Neither the Terrorist Screening Center (TSC) nor the Department of Justice has ever stated that the terrorist watch list contains more than 1 million names. Instead, the Department of Justice explained in its recent report, as has the Terrorist Screening Center numerous times before, that the terrorist watch list contains 1.1 million “terrorist identities” representing approximately 400,000 individuals. This is because a single individual can generate numerous “terrorist identities” or records. For example, if a suspected terrorist uses two different names and three fake dates of birth, TSC would generate six “terrorist identities” or records.
The editorial also failed to include the widely-reported fact that less than 5 percent of the individuals on the watch list are U.S. citizens or permanent legal residents. The vast majority are not even in the U.S.—and the watch list was established to help keep it that way.

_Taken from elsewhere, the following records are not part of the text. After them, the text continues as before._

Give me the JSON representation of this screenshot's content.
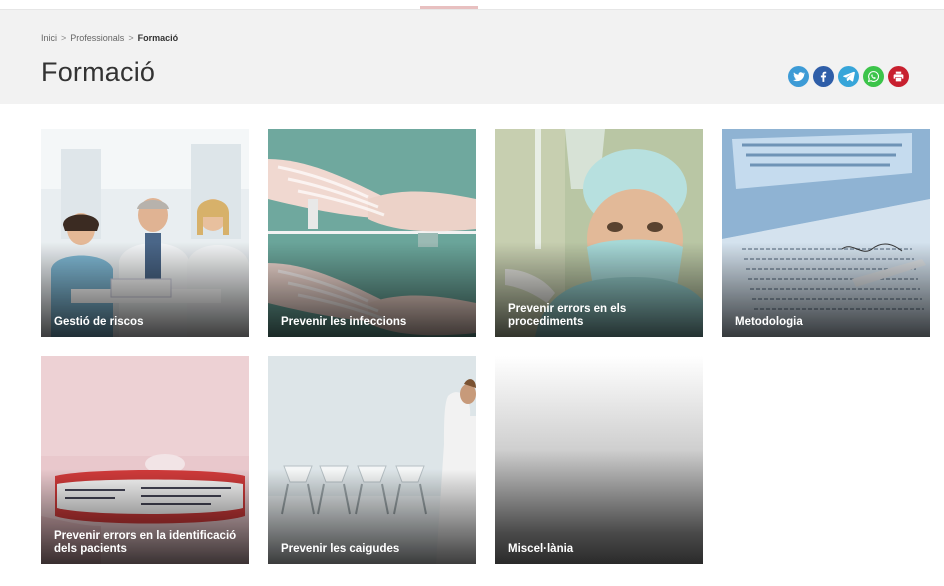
{
  "breadcrumb": {
    "items": [
      "Inici",
      "Professionals"
    ],
    "current": "Formació",
    "separator": ">"
  },
  "page": {
    "title": "Formació"
  },
  "share_icons": [
    "twitter-icon",
    "facebook-icon",
    "telegram-icon",
    "whatsapp-icon",
    "print-icon"
  ],
  "cards": [
    {
      "label": "Gestió de riscos"
    },
    {
      "label": "Prevenir les infeccions"
    },
    {
      "label": "Prevenir errors en els procediments"
    },
    {
      "label": "Metodologia"
    },
    {
      "label": "Prevenir errors en la identificació dels pacients"
    },
    {
      "label": "Prevenir les caigudes"
    },
    {
      "label": "Miscel·lània"
    }
  ],
  "colors": {
    "header_bg": "#f2f2f2",
    "twitter": "#3d9bd6",
    "facebook": "#2f5ea8",
    "telegram": "#37a5d9",
    "whatsapp": "#3cc44a",
    "print": "#c8202f"
  }
}
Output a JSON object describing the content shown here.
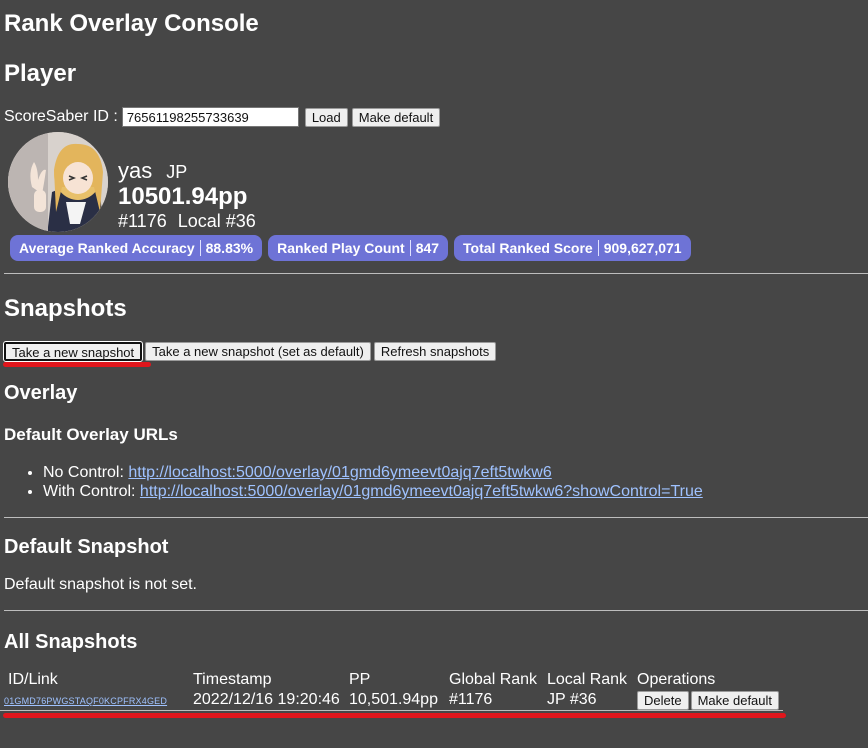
{
  "page": {
    "title": "Rank Overlay Console"
  },
  "player": {
    "heading": "Player",
    "id_label": "ScoreSaber ID :",
    "id_value": "76561198255733639",
    "load_label": "Load",
    "make_default_label": "Make default",
    "name": "yas",
    "country": "JP",
    "pp": "10501.94pp",
    "global_rank": "#1176",
    "local_rank": "Local #36",
    "stats": [
      {
        "label": "Average Ranked Accuracy",
        "value": "88.83%"
      },
      {
        "label": "Ranked Play Count",
        "value": "847"
      },
      {
        "label": "Total Ranked Score",
        "value": "909,627,071"
      }
    ]
  },
  "snapshots": {
    "heading": "Snapshots",
    "take_label": "Take a new snapshot",
    "take_default_label": "Take a new snapshot (set as default)",
    "refresh_label": "Refresh snapshots"
  },
  "overlay": {
    "heading": "Overlay",
    "urls_heading": "Default Overlay URLs",
    "items": [
      {
        "label": "No Control:",
        "url": "http://localhost:5000/overlay/01gmd6ymeevt0ajq7eft5twkw6"
      },
      {
        "label": "With Control:",
        "url": "http://localhost:5000/overlay/01gmd6ymeevt0ajq7eft5twkw6?showControl=True"
      }
    ]
  },
  "default_snapshot": {
    "heading": "Default Snapshot",
    "text": "Default snapshot is not set."
  },
  "all_snapshots": {
    "heading": "All Snapshots",
    "columns": [
      "ID/Link",
      "Timestamp",
      "PP",
      "Global Rank",
      "Local Rank",
      "Operations"
    ],
    "rows": [
      {
        "id": "01GMD76PWGSTAQF0KCPFRX4GED",
        "timestamp": "2022/12/16 19:20:46",
        "pp": "10,501.94pp",
        "global_rank": "#1176",
        "local_rank": "JP #36",
        "delete_label": "Delete",
        "make_default_label": "Make default"
      }
    ]
  },
  "colors": {
    "background": "#464646",
    "badge": "#6e73d6",
    "link": "#9fc2ff",
    "highlight": "#e0161c"
  }
}
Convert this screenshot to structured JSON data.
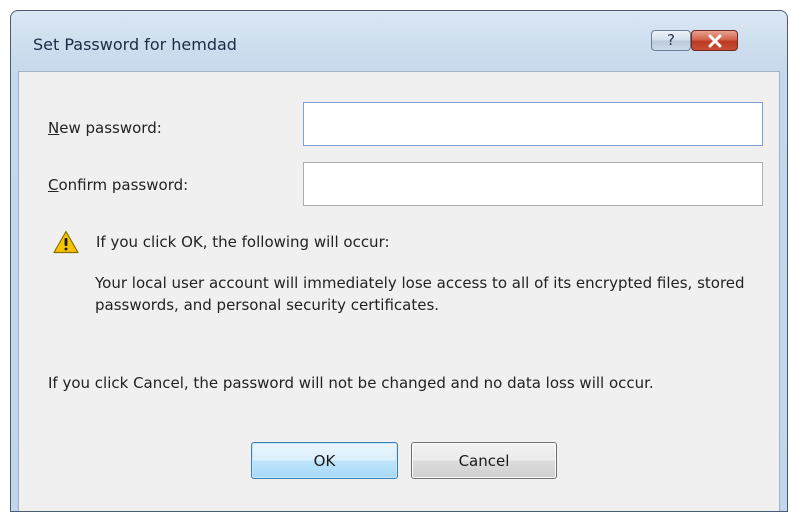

No one is watch-listed based on religion or ethnicity. Individuals are only watch-listed based on a reasonable suspicion to believe they are engaging in terrorism or terrorist activities.
Contrary to what the editorial stated, no one has ever been found to be on the watch list because of “mistaken identity.” Some individuals may encounter delays during screening because their name is similar to that of a watch listed individual. But, those encounters can almost always be quickly resolved through the use of additional indentifying information that clarifies whether or not an individual is on the watch list or just an innocent person with a similar name.
The editorial also omitted a critical finding the Government Accountability Office made about the watch list. This independent Congressional investigative agency found that “[t]he watch list has enhanced the U.S. government’s counterterrorism efforts.” In short, the watch list has made America safer.
Security measures deserve public scrutiny, but your readers deserve an accurate presentation of the facts involved.